The only one to question Nurse Ratched is Dr. Spivey. Ben Webb's calm, almost passive, response to her feels right. He appears weak willed, but he isn't afraid to reject Nurse Ratched's recommendations and side with McMurphy. However, even though he grows in confidence of his authority, he is unable to stop her madness.
George Weaver (Turkle), Hope Voto (Nurse Flinn), Donovan Fortina (Williams), and Zdenek "Z" Voprada (Warren) add texture as ward staff. Weaver shows his willingness to flaunt the rules and enjoy a drink from his silver flask, eliciting laughs for his behavior and singing "Come Living Water" in a pleasing voice. Fortina and Voprada alternate between mercilessly taunting Chief and suffering Nurse Ratched's abuse themselves. Voto, as the only other nurse on duty, keeps a low profile, hiding behind her crucifix and Catholic faith.
Playing ladies of questionable reputation crucial to the climax of the story, Candy (Cecelia Sass) and her friend Sandy (Tonnie Zezulak) arrive with their particular offerings, triggering an outcome that no one anticipates.

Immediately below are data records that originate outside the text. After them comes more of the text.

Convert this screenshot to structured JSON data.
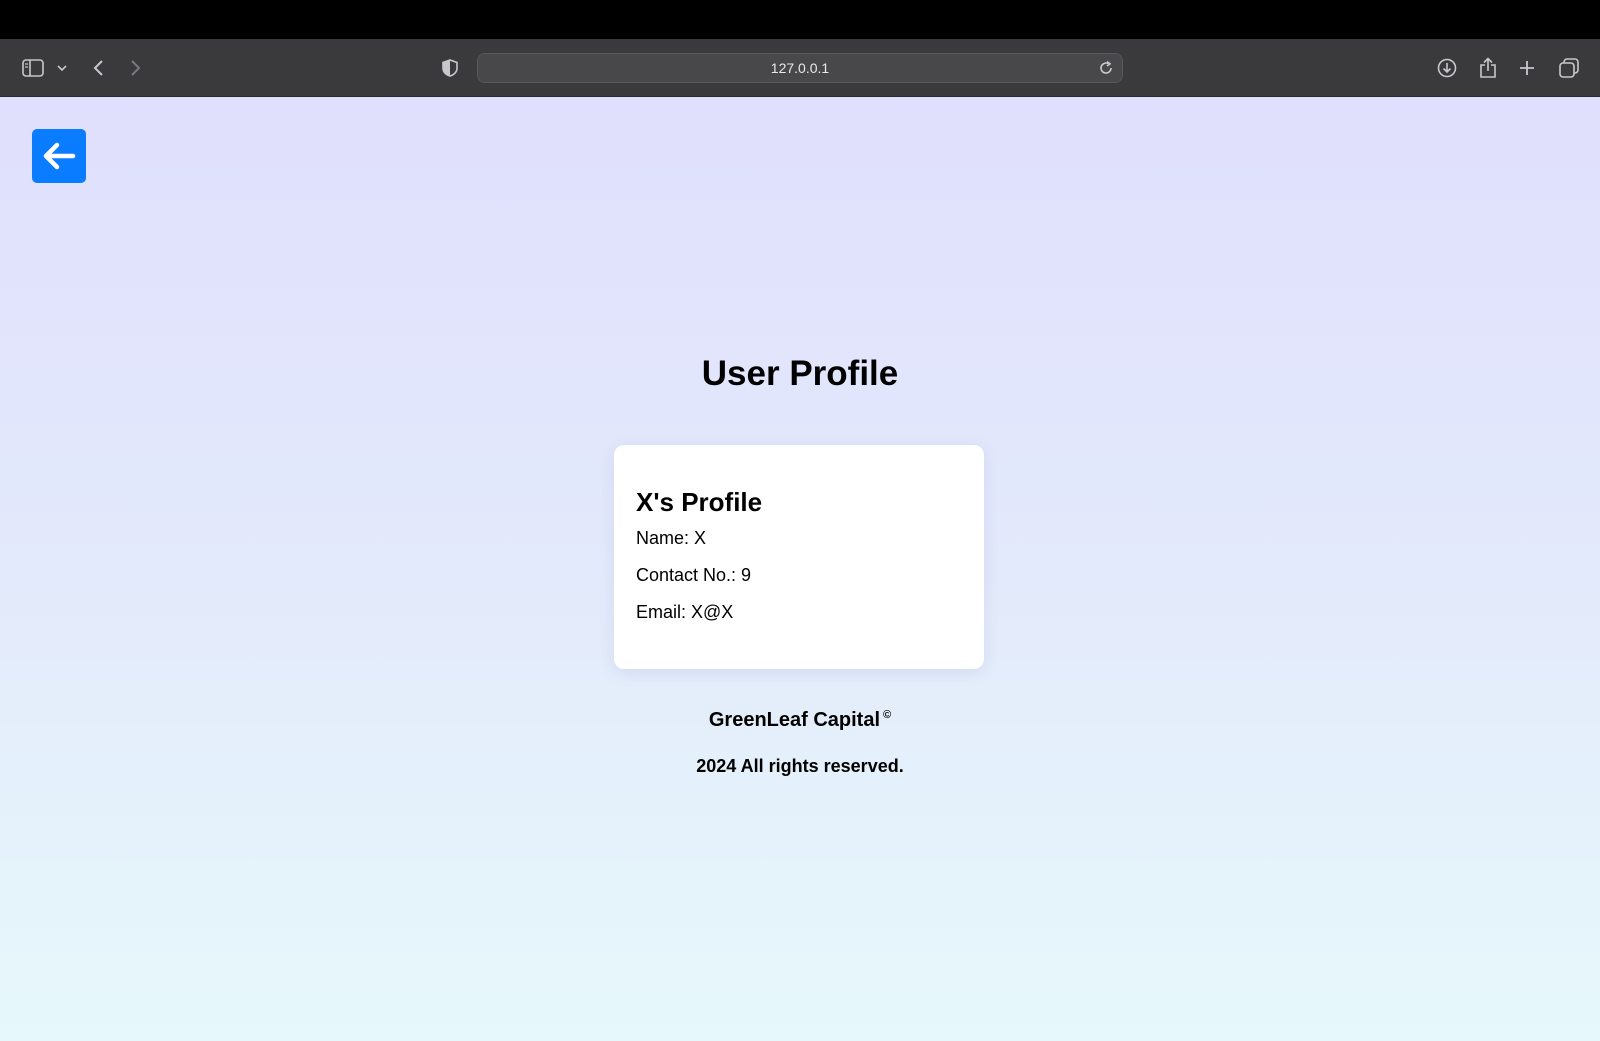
{
  "browser": {
    "url": "127.0.0.1",
    "icons": {
      "sidebar": "sidebar-icon",
      "tab_dropdown": "chevron-down-icon",
      "back": "chevron-left-icon",
      "forward": "chevron-right-icon",
      "privacy": "shield-icon",
      "reload": "reload-icon",
      "downloads": "download-icon",
      "share": "share-icon",
      "new_tab": "plus-icon",
      "tabs_overview": "tabs-icon"
    }
  },
  "page": {
    "back_button_icon": "arrow-left-icon",
    "title": "User Profile",
    "profile_card": {
      "heading": "X's Profile",
      "name_line": "Name: X",
      "contact_line": "Contact No.: 9",
      "email_line": "Email: X@X"
    },
    "footer": {
      "brand": "GreenLeaf Capital",
      "copyright_symbol": "©",
      "rights": "2024 All rights reserved."
    },
    "colors": {
      "accent": "#0a7cff",
      "background_top": "#e0dffd",
      "background_bottom": "#e6f8fb",
      "card": "#ffffff",
      "toolbar": "#3a3a3c"
    }
  }
}
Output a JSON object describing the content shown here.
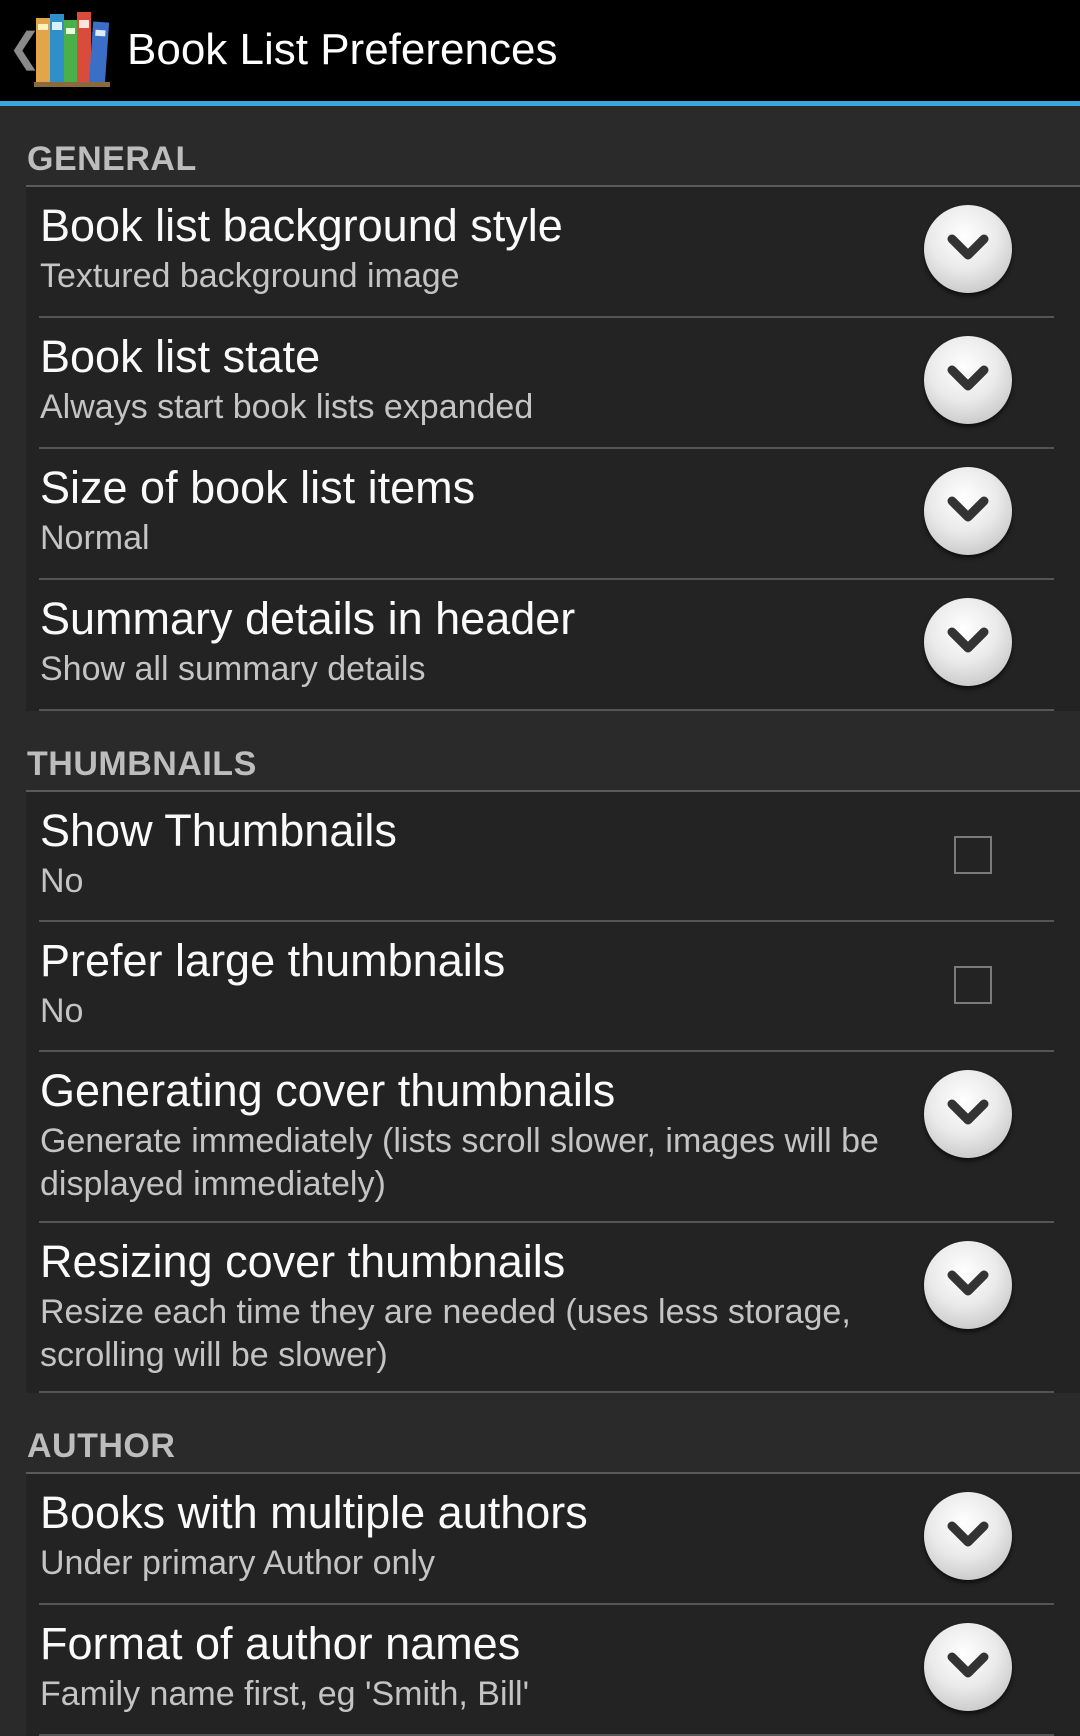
{
  "actionbar": {
    "title": "Book List Preferences",
    "icon": "books-app-icon",
    "back_icon": "chevron-left-icon"
  },
  "colors": {
    "accent": "#3aa8e0",
    "background": "#2a2a2b",
    "actionbar": "#000000"
  },
  "sections": {
    "general": {
      "header": "GENERAL",
      "items": [
        {
          "title": "Book list background style",
          "summary": "Textured background image",
          "control": "dropdown"
        },
        {
          "title": "Book list state",
          "summary": "Always start book lists expanded",
          "control": "dropdown"
        },
        {
          "title": "Size of book list items",
          "summary": "Normal",
          "control": "dropdown"
        },
        {
          "title": "Summary details in header",
          "summary": "Show all summary details",
          "control": "dropdown"
        }
      ]
    },
    "thumbnails": {
      "header": "THUMBNAILS",
      "items": [
        {
          "title": "Show Thumbnails",
          "summary": "No",
          "control": "checkbox",
          "checked": false
        },
        {
          "title": "Prefer large thumbnails",
          "summary": "No",
          "control": "checkbox",
          "checked": false
        },
        {
          "title": "Generating cover thumbnails",
          "summary": "Generate immediately (lists scroll slower, images will be displayed immediately)",
          "control": "dropdown"
        },
        {
          "title": "Resizing cover thumbnails",
          "summary": "Resize each time they are needed (uses less storage, scrolling will be slower)",
          "control": "dropdown"
        }
      ]
    },
    "author": {
      "header": "AUTHOR",
      "items": [
        {
          "title": "Books with multiple authors",
          "summary": "Under primary Author only",
          "control": "dropdown"
        },
        {
          "title": "Format of author names",
          "summary": "Family name first, eg 'Smith, Bill'",
          "control": "dropdown"
        }
      ]
    }
  }
}
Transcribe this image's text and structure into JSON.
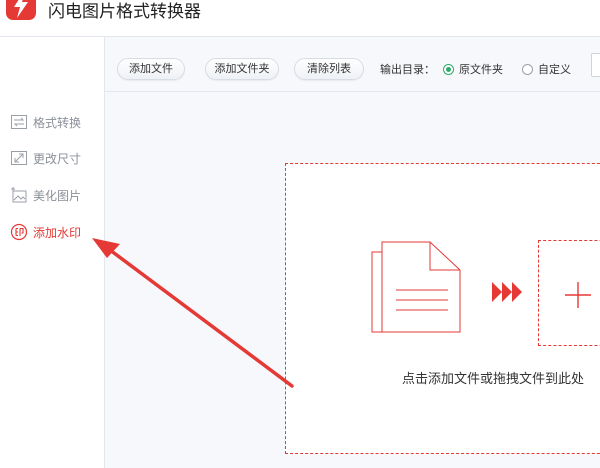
{
  "app": {
    "title": "闪电图片格式转换器",
    "logo_icon": "lightning-logo-icon"
  },
  "sidebar": {
    "items": [
      {
        "label": "格式转换",
        "icon": "swap-arrows-icon",
        "active": false
      },
      {
        "label": "更改尺寸",
        "icon": "resize-icon",
        "active": false
      },
      {
        "label": "美化图片",
        "icon": "image-beautify-icon",
        "active": false
      },
      {
        "label": "添加水印",
        "icon": "watermark-stamp-icon",
        "active": true
      }
    ]
  },
  "toolbar": {
    "add_file_label": "添加文件",
    "add_folder_label": "添加文件夹",
    "clear_list_label": "清除列表",
    "output_dir_label": "输出目录：",
    "output_options": [
      {
        "label": "原文件夹",
        "checked": true
      },
      {
        "label": "自定义",
        "checked": false
      }
    ]
  },
  "dropzone": {
    "hint": "点击添加文件或拖拽文件到此处",
    "icons": [
      "document-icon",
      "triple-arrow-icon",
      "plus-icon"
    ]
  },
  "colors": {
    "accent": "#e53935",
    "radio_checked": "#2eaa6a",
    "muted_text": "#8a8f99",
    "workarea_bg": "#f6f8fb"
  }
}
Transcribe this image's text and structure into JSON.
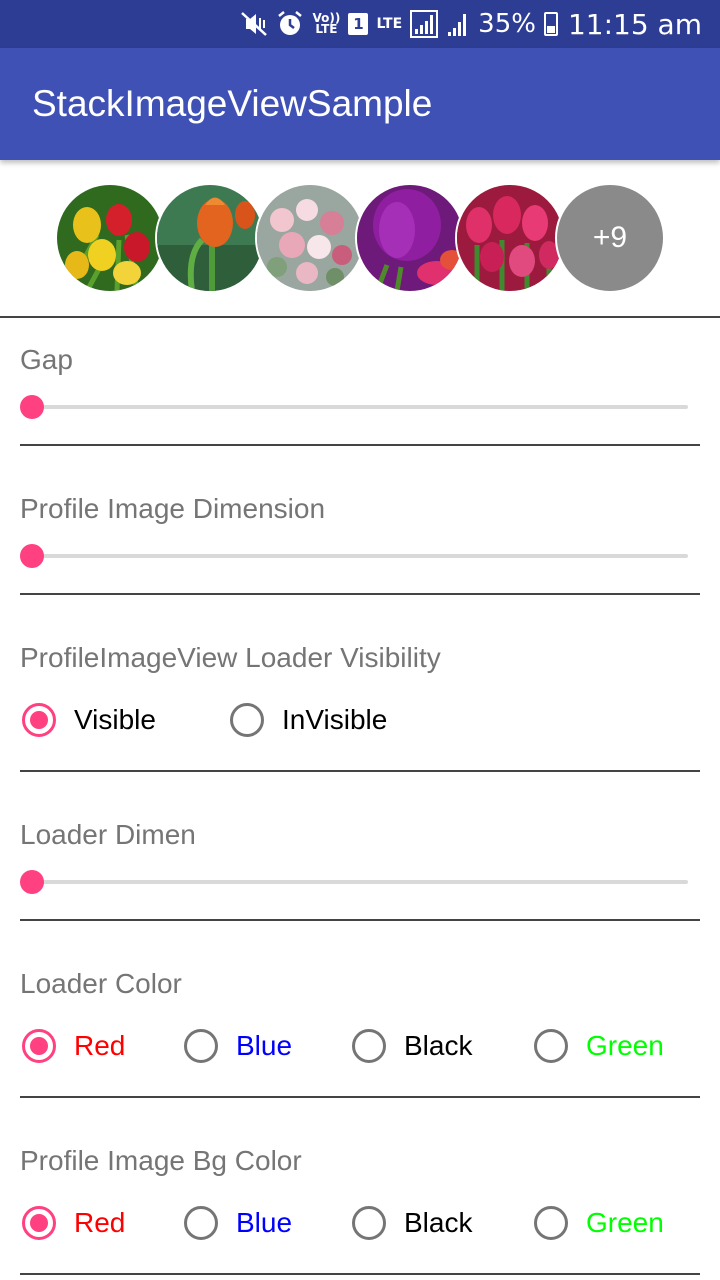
{
  "status_bar": {
    "icons": [
      "mute-vibrate-icon",
      "alarm-icon",
      "volte-icon",
      "sim-1-icon",
      "lte-icon",
      "signal-icon",
      "signal-icon-2",
      "battery-icon"
    ],
    "volte_label": "Vo)) LTE",
    "sim_label": "1",
    "lte_label": "LTE",
    "battery": "35%",
    "time": "11:15 am",
    "color": "#2d3d94"
  },
  "app_bar": {
    "title": "StackImageViewSample",
    "color": "#3f51b5"
  },
  "stack": {
    "images": [
      "tulips-red-yellow-image",
      "orange-tulip-image",
      "pink-flower-bouquet-image",
      "purple-tulip-image",
      "pink-tulips-image"
    ],
    "more_label": "+9"
  },
  "gap": {
    "label": "Gap",
    "value": 0
  },
  "profile_image_dimension": {
    "label": "Profile Image Dimension",
    "value": 0
  },
  "loader_visibility": {
    "label": "ProfileImageView Loader Visibility",
    "options": [
      {
        "label": "Visible",
        "checked": true
      },
      {
        "label": "InVisible",
        "checked": false
      }
    ]
  },
  "loader_dimen": {
    "label": "Loader Dimen",
    "value": 0
  },
  "loader_color": {
    "label": "Loader Color",
    "options": [
      {
        "label": "Red",
        "color": "#ff0000",
        "checked": true
      },
      {
        "label": "Blue",
        "color": "#0000ff",
        "checked": false
      },
      {
        "label": "Black",
        "color": "#000000",
        "checked": false
      },
      {
        "label": "Green",
        "color": "#00ff00",
        "checked": false
      }
    ]
  },
  "profile_image_bg_color": {
    "label": "Profile Image Bg Color",
    "options": [
      {
        "label": "Red",
        "color": "#ff0000",
        "checked": true
      },
      {
        "label": "Blue",
        "color": "#0000ff",
        "checked": false
      },
      {
        "label": "Black",
        "color": "#000000",
        "checked": false
      },
      {
        "label": "Green",
        "color": "#00ff00",
        "checked": false
      }
    ]
  },
  "accent_color": "#ff4081"
}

In addition to all of these impressive performances, the music chosen suited the action perfectly. "Say Something" is sad enough on its own, and when playing in the background of an emotional scene, it is hard not to reach for the box of tissues. Billy Joel's "You May Be Right (I may be crazy)" and Patsy Cline's phenomenal hit "Crazy" are two more brilliant additions to an already incredibly moving production. Sounds of geese flying overhead point back to that childhood rhyme with "goose swoops down and plucks you out," becoming a metaphor for freedom.
ONE FLEW OVER THE CUCKOO'S NEST was adapted for the stage by Dale Wasserman. It won a Tony Award, Outer Critics Circle Award, and Drama League Award for Best Revival of a Play in 2001. It was released as a film version in 1975 with iconic Jack Nicholson as McMurphy. The movie won five Academy Awards, six Golden Globes, and six BAFTA Awards.
This award winner is so good that you need a dynamite cast to do it justice. I believe that the Florentine Players did just that and more. It is honest and raw. I laughed. I cried. And I meant it sincerely when I stood to applaud. Bravo!
Performance dates: FEB 20, 21, 22 at 7:00 pm and FEB 23 at 2:00 pm.